Send a VN to India: Week Two…

By Andrew Coe, The College of Animal Welfare

Well that’s the second week half way gone and the trip so far has certainly been different to most of the group’s previous life and work experiences. So time to reflect on what we have seen and done and on whether we have made any difference to the way animals are cared for in the clinics where we have been working.

In terms of India itself I think that we’ve all been struck by the gentle and friendly welcome we’ve received from all those whose paths we’ve crossed. On the face of it Indian society is very polite and there is a calmness and serenity about the way the people go about their daily lives, never seemingly in a hurry or in a ‘flap’. Until of course they get behind the wheel of a car. Then the rules of engagement change in an instant and for those of us used to the more timid British way of driving, can seem impossibly dangerous.

Before arriving here I’d not believed tales of overtaking on blind bends but I’ve come to regard this as perfectly routine behaviour. And since everyone is aware that this is likely to happen it somehow, inexplicably, seems for the most part to work. One of our Indian hosts explained that during his first driving lesson his father told him that he must expect to find a car approaching on his side of the road around every corner. ‘We drive heavy on the brake and on the horn,’ he told us.

The clinic at Pookode threw up some interesting cases and also some challenges with regard to their clinical management. The clinicians themselves were very knowledgeable and had some excellent equipment such as a state of the art anaesthetic machine with all the monitoring ‘bells and whistles’ one could ask for. Consumables on the other hand appeared to be in restricted supply and cost was an important factor in the decision as to what drugs or needles/cannulas were routinely used.

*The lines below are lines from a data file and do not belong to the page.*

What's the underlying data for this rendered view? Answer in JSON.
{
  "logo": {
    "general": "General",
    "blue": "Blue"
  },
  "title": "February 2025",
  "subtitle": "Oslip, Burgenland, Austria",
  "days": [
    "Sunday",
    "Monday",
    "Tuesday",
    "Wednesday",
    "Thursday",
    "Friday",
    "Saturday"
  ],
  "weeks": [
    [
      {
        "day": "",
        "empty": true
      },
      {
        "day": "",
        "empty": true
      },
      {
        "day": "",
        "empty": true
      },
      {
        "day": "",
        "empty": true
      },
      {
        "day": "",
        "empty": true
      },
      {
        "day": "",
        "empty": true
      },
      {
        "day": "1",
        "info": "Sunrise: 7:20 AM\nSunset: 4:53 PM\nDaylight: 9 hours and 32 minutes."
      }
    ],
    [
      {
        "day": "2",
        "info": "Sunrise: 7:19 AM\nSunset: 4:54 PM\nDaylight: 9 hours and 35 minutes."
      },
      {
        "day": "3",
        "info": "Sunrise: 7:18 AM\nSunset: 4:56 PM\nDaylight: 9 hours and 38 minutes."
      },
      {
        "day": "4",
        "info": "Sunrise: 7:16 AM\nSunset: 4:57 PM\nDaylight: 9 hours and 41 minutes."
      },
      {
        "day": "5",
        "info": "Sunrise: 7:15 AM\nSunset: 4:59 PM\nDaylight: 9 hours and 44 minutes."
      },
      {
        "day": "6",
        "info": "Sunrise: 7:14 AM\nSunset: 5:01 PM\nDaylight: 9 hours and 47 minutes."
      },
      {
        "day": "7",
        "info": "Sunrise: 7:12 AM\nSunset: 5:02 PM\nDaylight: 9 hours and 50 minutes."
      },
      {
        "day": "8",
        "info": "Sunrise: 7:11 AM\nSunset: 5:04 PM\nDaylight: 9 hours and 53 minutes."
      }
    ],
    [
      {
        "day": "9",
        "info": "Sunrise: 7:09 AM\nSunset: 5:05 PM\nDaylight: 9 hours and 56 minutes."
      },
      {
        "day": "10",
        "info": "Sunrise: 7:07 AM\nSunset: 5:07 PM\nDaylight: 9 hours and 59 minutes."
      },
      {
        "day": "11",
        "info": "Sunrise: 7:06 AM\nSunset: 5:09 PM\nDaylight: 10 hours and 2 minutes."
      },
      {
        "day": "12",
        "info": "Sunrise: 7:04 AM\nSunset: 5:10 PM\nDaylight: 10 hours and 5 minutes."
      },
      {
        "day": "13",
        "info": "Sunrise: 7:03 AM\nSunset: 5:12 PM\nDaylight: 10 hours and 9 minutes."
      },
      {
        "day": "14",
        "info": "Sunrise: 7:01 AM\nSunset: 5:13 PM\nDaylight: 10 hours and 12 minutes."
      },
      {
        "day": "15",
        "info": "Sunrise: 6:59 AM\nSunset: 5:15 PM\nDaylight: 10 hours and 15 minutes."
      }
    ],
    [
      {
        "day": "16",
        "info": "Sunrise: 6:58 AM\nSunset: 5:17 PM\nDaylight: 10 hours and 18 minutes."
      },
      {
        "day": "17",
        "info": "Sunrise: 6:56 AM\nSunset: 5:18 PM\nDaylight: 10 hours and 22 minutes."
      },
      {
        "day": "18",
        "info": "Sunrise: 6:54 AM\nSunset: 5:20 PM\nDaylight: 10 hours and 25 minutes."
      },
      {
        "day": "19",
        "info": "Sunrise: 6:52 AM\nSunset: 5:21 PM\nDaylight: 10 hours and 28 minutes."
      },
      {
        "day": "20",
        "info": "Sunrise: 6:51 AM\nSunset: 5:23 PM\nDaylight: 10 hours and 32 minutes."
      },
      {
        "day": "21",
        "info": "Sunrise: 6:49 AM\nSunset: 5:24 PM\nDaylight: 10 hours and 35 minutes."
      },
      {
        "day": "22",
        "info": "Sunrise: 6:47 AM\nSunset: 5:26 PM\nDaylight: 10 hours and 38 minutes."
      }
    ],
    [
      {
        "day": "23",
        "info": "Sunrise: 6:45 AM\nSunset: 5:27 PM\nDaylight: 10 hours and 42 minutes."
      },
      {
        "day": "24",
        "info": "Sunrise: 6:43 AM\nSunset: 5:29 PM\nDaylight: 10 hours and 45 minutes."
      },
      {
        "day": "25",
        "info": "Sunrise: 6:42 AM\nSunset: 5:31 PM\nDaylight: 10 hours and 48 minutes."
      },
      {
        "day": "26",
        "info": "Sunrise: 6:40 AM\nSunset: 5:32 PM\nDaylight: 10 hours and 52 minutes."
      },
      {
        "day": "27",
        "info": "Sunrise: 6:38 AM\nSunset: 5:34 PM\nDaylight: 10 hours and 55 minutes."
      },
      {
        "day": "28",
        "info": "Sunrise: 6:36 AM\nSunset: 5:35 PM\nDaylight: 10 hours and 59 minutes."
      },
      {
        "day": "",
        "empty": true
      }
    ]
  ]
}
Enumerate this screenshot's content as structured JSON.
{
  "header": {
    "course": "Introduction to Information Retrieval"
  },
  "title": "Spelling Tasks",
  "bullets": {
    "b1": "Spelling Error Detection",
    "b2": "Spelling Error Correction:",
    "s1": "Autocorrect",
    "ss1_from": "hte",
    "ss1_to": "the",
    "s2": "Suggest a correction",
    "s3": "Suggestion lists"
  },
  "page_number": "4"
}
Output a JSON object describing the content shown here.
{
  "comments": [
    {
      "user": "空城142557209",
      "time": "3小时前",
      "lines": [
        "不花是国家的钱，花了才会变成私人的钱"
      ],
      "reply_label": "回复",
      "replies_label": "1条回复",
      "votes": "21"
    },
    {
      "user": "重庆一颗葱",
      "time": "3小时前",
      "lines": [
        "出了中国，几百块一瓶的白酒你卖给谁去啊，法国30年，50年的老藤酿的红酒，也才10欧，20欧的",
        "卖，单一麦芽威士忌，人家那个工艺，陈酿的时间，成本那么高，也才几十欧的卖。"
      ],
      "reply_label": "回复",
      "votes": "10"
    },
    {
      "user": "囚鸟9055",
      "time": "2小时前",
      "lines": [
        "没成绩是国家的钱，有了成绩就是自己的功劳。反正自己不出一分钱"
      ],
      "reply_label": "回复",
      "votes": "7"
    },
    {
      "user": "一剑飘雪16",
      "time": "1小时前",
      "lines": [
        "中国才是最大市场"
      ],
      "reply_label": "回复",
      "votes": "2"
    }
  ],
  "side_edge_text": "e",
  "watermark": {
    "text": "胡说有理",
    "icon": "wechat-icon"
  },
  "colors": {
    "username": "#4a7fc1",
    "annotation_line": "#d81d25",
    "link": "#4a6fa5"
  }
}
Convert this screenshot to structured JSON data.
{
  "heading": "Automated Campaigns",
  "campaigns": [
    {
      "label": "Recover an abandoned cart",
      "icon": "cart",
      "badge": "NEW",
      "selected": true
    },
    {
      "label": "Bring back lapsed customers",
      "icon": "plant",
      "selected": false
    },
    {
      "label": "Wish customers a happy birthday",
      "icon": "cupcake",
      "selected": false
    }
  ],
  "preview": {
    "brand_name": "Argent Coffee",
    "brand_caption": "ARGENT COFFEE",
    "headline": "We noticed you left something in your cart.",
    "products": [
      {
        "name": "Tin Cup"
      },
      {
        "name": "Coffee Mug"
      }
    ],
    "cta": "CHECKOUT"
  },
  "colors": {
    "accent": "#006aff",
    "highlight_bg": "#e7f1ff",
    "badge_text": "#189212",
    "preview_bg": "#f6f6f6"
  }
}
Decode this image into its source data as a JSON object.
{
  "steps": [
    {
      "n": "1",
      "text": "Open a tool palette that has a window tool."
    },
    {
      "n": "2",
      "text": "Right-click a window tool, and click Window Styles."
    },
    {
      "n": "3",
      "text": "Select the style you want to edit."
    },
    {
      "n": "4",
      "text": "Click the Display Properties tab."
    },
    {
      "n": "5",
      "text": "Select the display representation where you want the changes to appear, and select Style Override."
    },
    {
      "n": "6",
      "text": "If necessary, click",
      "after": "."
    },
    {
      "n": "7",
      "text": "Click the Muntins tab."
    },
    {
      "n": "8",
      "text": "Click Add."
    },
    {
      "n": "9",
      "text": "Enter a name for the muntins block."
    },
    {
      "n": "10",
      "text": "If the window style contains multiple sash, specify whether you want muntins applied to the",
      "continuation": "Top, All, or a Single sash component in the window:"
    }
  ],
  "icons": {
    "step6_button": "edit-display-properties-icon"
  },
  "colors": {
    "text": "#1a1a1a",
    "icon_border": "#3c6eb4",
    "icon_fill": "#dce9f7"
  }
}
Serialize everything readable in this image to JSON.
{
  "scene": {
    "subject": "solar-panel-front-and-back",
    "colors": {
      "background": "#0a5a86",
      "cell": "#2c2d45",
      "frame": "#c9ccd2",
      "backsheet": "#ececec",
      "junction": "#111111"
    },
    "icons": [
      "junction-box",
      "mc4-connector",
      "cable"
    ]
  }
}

Something we don’t worry too much about in the UK.

Management of the in-patients was also different to what we were used to and this was one of the areas where the nurses made a huge improvement to the lives of the animals during the week that we were there. Most of the animals were long term residents either being strays (street dogs) when brought to the clinic, or having been abandoned by their owners after admittance. Many of them had chronic non-improving conditions such as radial paralysis or paraplegia from which there was no prospect of recovery and required either surgery (amputation in the case of the radial paralysis) or long term committed nursing/management (in the case of the paraplegic dachshund), in order to have a decent quality of life. Euthanasia is a tricky subject here with a lot of resistance to it from many students, the public and some clinicians for either cultural or religious reasons. It can make clinical decision making very difficult and brought home to us all the difficulties faced by Indian vets in this respect, and also the benefits to animal welfare back in the UK that having the option of euthanasia can provide.

Our nurses, ably supported by lecturer Karen Hibell, got to work and cleaned the kennels from top to bottom and then set about enriching the animal’s lives by initiating walks several times a day; the provision of home fashioned toys from empty plastic bottles and treats; beds of blankets or cardboard; and plenty of human interaction in the form of stroking, bathing, and food rewards. During my daily visits to the kennels I could see a huge improvement in the demeanour of the animals as the week wore on; a really positive outcome of which all the students should be very proud.

We are now down at the vet school in Thrissur, and here the work load for the clinicians is considerably greater. At times the out-patient clinics can appear chaotic and brings to mind the A and E department of a busy human hospital on a Friday night. There are several consulting tables in one big room and so there are usually numerous dogs and owners milling around either waiting to be seen or waiting for results and treatment option. The senior vets move from table to table seemingly treating several animals at the same time and issuing instructions to the vet students. That’s another big difference about India. Students rarely question the clinicians and there is huge deference shown to those in authority. Similarly, the clinicians don’t quiz the students much either so valuable teaching opportunities are lost. I’ve been asking the students some clinical questions in an attempt to teach them about some of the cases they’ve seen. At first they’ve been shy and reluctant to answer but after a bit of prompting they seem to have enjoyed the experience.

There are some diseases here that we don’t see in Britain like Babesiosis, a disease caused by a blood parasitizing protozoa Babesia gibsoni,. It’s common here and gives rise to mild anaemia, fever, lethargy and splenomegaly. It is spread by infected ticks and has a tendency to recur if not treated for a sufficient period of time. You can diagnose it by staining a blood smear made from peripheral blood, usually obtained from the ear. Lots of dogs are subclinically infected which can obscure or exacerbate other disease conditions and make a definitive diagnosis more difficult.

Well, that’s a flavour of the experience so far; wouldn’t have missed it for the world!